Dari segi sosiologis, pertanyaan terbesarnya adalah apakah masyarakat kita membutuhkan undang-undang ini? Sivitas akademika FH UII memandangnya sebagai belum, atau setidaknya belum membutuhkan (apalagi jika terkait dengan kontennya yang cenderung mengutamakan investasi / kepentingan investor). RUU Omnibus Law Cipta Karya cenderung top down dan tidak bottom up dari masyarakat yang membutuhkan regulasi.
Berdasarkan hasil kajian para ahli, sivitas akademika FH UII Yogyakarta (2020) menyimpulkan bahwa: pertama, Omnibus Law “ Cipta Kerja" RUU tersebut memiliki masalah yang cukup serius dalam prosedur pembentukannya dan substansial. Masalah tata cara pembentukan dan substansinya berpotensi menyebabkan RUU tersebut bertentangan dengan konstitusi sehingga berpotensi melanggar hak warga negara yang dijamin oleh konstitusi; kedua, permintaan dan tuntutan dari Pemerintah dan DPR RI untuk memperbaiki beberapa undang-undang sektoral, daripada membuat undang-undang dengan metode omnibus law yang belum terbukti berhasil di negara lain dan berpotensi merusak sistem hukum di Indonesia. Kemudian dalam proses penyusunannya, pemerintah terkesan tertutup, dan masyarakat mengetahui bahwa para pengusaha terlibat dalam penyaringan peraturan yang dipimpin oleh Kamar Dagang Indonesia atau Kadin. Alhasil, banyak artikel terkesan memprioritaskan kepentingannya.
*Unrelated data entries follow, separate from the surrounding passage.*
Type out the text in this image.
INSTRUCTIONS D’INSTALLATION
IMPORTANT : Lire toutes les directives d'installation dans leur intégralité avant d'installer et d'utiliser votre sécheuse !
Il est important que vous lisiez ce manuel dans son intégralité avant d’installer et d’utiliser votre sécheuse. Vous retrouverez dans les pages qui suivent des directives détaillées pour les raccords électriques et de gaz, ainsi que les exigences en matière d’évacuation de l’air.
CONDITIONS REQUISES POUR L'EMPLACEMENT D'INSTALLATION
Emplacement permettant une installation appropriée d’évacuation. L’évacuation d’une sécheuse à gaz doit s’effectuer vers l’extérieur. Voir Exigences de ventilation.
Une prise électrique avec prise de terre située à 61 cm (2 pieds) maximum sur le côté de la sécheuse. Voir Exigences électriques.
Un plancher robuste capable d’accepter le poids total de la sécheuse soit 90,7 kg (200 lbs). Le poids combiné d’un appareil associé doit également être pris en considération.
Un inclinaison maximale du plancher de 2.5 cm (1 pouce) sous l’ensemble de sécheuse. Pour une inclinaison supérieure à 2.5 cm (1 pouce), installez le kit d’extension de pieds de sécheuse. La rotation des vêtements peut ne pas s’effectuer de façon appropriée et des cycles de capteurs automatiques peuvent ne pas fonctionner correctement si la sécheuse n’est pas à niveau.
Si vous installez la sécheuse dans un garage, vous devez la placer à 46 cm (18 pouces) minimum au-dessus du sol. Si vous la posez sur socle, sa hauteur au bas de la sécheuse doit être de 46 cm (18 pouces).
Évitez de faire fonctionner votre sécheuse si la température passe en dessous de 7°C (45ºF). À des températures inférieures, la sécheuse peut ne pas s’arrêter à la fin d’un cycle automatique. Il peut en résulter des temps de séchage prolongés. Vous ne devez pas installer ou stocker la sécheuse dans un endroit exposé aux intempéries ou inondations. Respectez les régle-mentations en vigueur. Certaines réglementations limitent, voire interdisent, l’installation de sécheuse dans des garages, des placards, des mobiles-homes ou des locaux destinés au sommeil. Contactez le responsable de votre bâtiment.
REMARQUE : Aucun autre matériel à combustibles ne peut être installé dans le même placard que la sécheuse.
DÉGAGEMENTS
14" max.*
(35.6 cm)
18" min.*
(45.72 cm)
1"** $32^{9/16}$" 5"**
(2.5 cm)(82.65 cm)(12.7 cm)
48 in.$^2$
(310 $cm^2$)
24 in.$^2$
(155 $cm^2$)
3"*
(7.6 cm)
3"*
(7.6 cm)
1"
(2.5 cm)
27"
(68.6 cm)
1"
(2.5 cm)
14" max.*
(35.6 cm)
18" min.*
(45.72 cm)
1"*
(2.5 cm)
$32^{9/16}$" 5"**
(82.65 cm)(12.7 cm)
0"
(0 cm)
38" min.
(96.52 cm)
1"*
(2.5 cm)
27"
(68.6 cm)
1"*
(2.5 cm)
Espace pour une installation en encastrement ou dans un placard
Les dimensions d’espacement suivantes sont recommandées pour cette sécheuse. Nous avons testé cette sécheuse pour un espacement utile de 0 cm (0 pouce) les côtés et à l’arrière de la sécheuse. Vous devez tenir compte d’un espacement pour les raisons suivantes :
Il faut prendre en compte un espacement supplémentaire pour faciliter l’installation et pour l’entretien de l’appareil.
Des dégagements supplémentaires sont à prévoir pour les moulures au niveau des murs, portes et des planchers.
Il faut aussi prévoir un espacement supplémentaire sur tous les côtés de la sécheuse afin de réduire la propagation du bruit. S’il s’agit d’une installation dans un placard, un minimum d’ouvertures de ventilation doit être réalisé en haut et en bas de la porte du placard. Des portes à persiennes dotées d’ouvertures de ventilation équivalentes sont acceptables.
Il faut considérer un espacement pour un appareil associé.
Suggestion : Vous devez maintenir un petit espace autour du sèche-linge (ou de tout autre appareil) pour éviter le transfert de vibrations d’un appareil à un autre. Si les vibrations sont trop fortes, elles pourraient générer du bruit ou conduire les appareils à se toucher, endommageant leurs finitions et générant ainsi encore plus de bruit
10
Dengan demikian, RUU Omnibus Law “ Cipta Kerja ” dapat diartikan bahwa metode Omnibus Law tidak sejalan dengan UU No.12 Tahun 2011 UU No.15 tahun 2019 tentang Pembentukan Peraturan Perundang-Undangan ( Pembentukan Peraturan Perundang-Undangan - UUP3), mengaburkan esensinya sebagai RUU baru (bukan perubahan), pada masalah materi, katanya, Omnibus Law Cipta Kerja RUU tersebut berpotensi mengurangi seluas-luasnya hak otonomi yang diberikan kepada pemerintah daerah baik provinsi maupun kabupaten / kota berdasarkan Pasal 18 ayat (5) UUD 1945, serta mengurangi hak setiap orang untuk bekerja dan mendapatkan kompensasi. serta perlakuan yang adil dan layak dalam hubungan kerja berdasarkan Pasal 28D UUD 1945 dan lain-lain. RUU Omnibus Law Cipta Kerja lebih berbahaya dari pada manfaatnya jika dilihat dari aspek yuridis dan proses penyusunannya.